Proven open-source frameworks like Astro and Next.js, paired with a headless CMS, offer a well-understood migration path. The cost savings are immediate. You often save $30,000–$40,000 a year in platform fees alone. The new site is faster, more flexible, and ready for AI from day one.

It is also highly visible. When your team sees a faster, more capable website running at a fraction of the old cost, it builds the necessary confidence to tackle the next tool.

Build only what you can’t buy. For unique internal workflows, use AI-assisted development. Just make sure you build on proper infrastructure, not on duct tape.

35% is the floor, not the ceiling.

Retool’s 35% replacement rate is just a snapshot of early 2026.

Every indicator suggests this pace is accelerating. AI-assisted development is faster. Open-source alternatives are more robust. SaaS pricing pressure is more aggressive.

Companies evaluating their spend right now will be miles ahead of those who wait for their next painful renewal cycle to force a panicked decision.

You don’t want to be in the last wave.


Want to know where your website stands? Assess your site — our free AI assessment evaluates your website’s tech stack, performance, and AI readiness, and delivers a score with a personalized roadmap. Takes 60 seconds.
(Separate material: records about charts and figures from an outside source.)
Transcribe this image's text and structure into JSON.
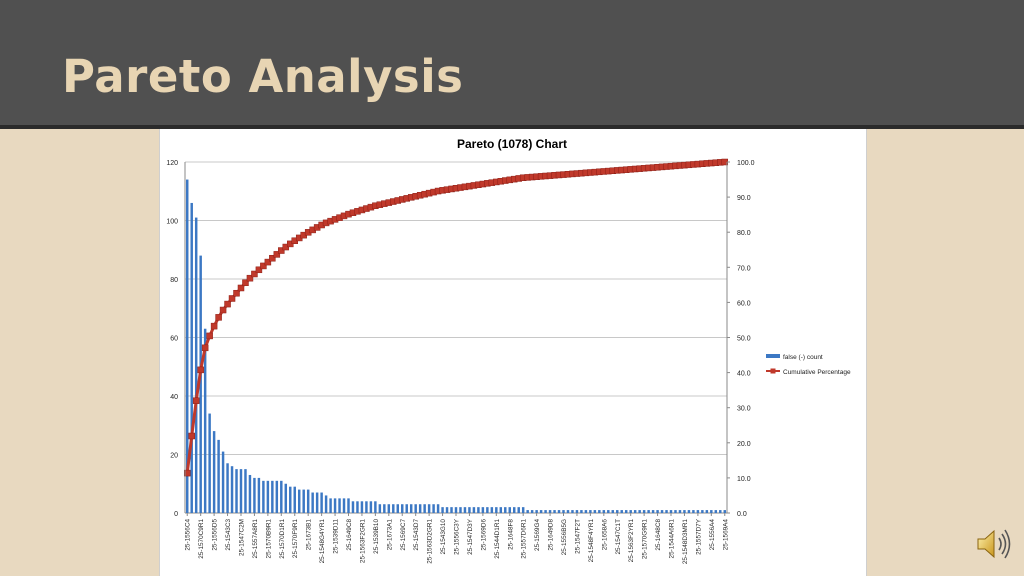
{
  "slide": {
    "title": "Pareto Analysis"
  },
  "icons": {
    "audio": "speaker-icon"
  },
  "colors": {
    "bar": "#3c78c4",
    "line": "#c0392b",
    "header": "#505050",
    "background": "#e8d9c0",
    "title": "#e8d5b3"
  },
  "chart_data": {
    "type": "bar",
    "title": "Pareto (1078) Chart",
    "ylim": [
      0,
      120
    ],
    "y_ticks": [
      "0",
      "20",
      "40",
      "60",
      "80",
      "100",
      "120"
    ],
    "y2lim": [
      0,
      100
    ],
    "y2_ticks": [
      "0.0",
      "10.0",
      "20.0",
      "30.0",
      "40.0",
      "50.0",
      "60.0",
      "70.0",
      "80.0",
      "90.0",
      "100.0"
    ],
    "grid": true,
    "legend_position": "right",
    "x_tick_labels": [
      "25-1556C4",
      "25-1570C9R1",
      "25-1556D5",
      "25-1543C3",
      "25-1547C2M",
      "25-1557A8R1",
      "25-1570B9R1",
      "25-1570D1R1",
      "25-1570F9R1",
      "25-1673B1",
      "25-1548G4YR1",
      "25-1539D11",
      "25-1649C8",
      "25-1563F2GR1",
      "25-1539B10",
      "25-1673A1",
      "25-1569C7",
      "25-1543D7",
      "25-1563D2GR1",
      "25-1543G10",
      "25-1556C3Y",
      "25-1547D3Y",
      "25-1569D6",
      "25-1544D1R1",
      "25-1648F8",
      "25-1557D6R1",
      "25-1569G4",
      "25-1649D8",
      "25-1556B5G",
      "25-1547F2T",
      "25-1548F4YR1",
      "25-1658A6",
      "25-1547C1T",
      "25-1563F2YR1",
      "25-1570G9R1",
      "25-1648C8",
      "25-1544A6R1",
      "25-1548D3MR1",
      "25-1557D7Y",
      "25-1556A4",
      "25-1569A4"
    ],
    "series": [
      {
        "name": "false (-) count",
        "type": "bar",
        "values": [
          114,
          106,
          101,
          88,
          63,
          34,
          28,
          25,
          21,
          17,
          16,
          15,
          15,
          15,
          13,
          12,
          12,
          11,
          11,
          11,
          11,
          11,
          10,
          9,
          9,
          8,
          8,
          8,
          7,
          7,
          7,
          6,
          5,
          5,
          5,
          5,
          5,
          4,
          4,
          4,
          4,
          4,
          4,
          3,
          3,
          3,
          3,
          3,
          3,
          3,
          3,
          3,
          3,
          3,
          3,
          3,
          3,
          2,
          2,
          2,
          2,
          2,
          2,
          2,
          2,
          2,
          2,
          2,
          2,
          2,
          2,
          2,
          2,
          2,
          2,
          2,
          1,
          1,
          1,
          1,
          1,
          1,
          1,
          1,
          1,
          1,
          1,
          1,
          1,
          1,
          1,
          1,
          1,
          1,
          1,
          1,
          1,
          1,
          1,
          1,
          1,
          1,
          1,
          1,
          1,
          1,
          1,
          1,
          1,
          1,
          1,
          1,
          1,
          1,
          1,
          1,
          1,
          1,
          1,
          1,
          1
        ]
      },
      {
        "name": "Cumulative Percentage",
        "type": "line"
      }
    ]
  }
}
Frequently asked questions

Retool's 2026 Build vs. Buy Report surveyed 817 builders across enterprise organizations and found that 35% have already replaced at least one SaaS tool with custom-built software. Additionally, 78% plan to build more internal tools in 2026, and 51% have shipped production software using AI assistance.
Companies are replacing tools where the alternative is clear and switching cost is manageable: workflow automation tools (35% replacement rate), internal admin tools (33%), business intelligence dashboards (29%), plus customer support tools, project management tools, CRMs, and form builders. Deeply embedded tools like enterprise ERP and core accounting software are not being replaced yet.
SaaStr's framework says to buy 90% of your software off-the-shelf where adequate solutions exist, and build 10% where no adequate solution exists — or where the existing tool has zero AI functionality. SaaStr's team replaced a paid portal tool in one day using Claude and vibe-coding and has built 12+ vibe-coded apps used over 800,000 times.
SaaStr reports spending 30–60 minutes daily maintaining each production vibe-coded app — that's 2.5–5 hours per week, per app. For a team replacing five SaaS tools, that's 12.5–25 hours of weekly maintenance. The sweet spot is using purpose-built platforms for core infrastructure and AI-assisted building only for unique internal workflows.
Start by cataloging total SaaS spend, then identify the worst value-to-cost ratio. For most mid-market companies, the website is the easiest and highest-ROI first replacement — alternatives like Astro or Next.js with a headless CMS are mature, and the cost savings are often $30,000–$40,000 per year in platform fees alone.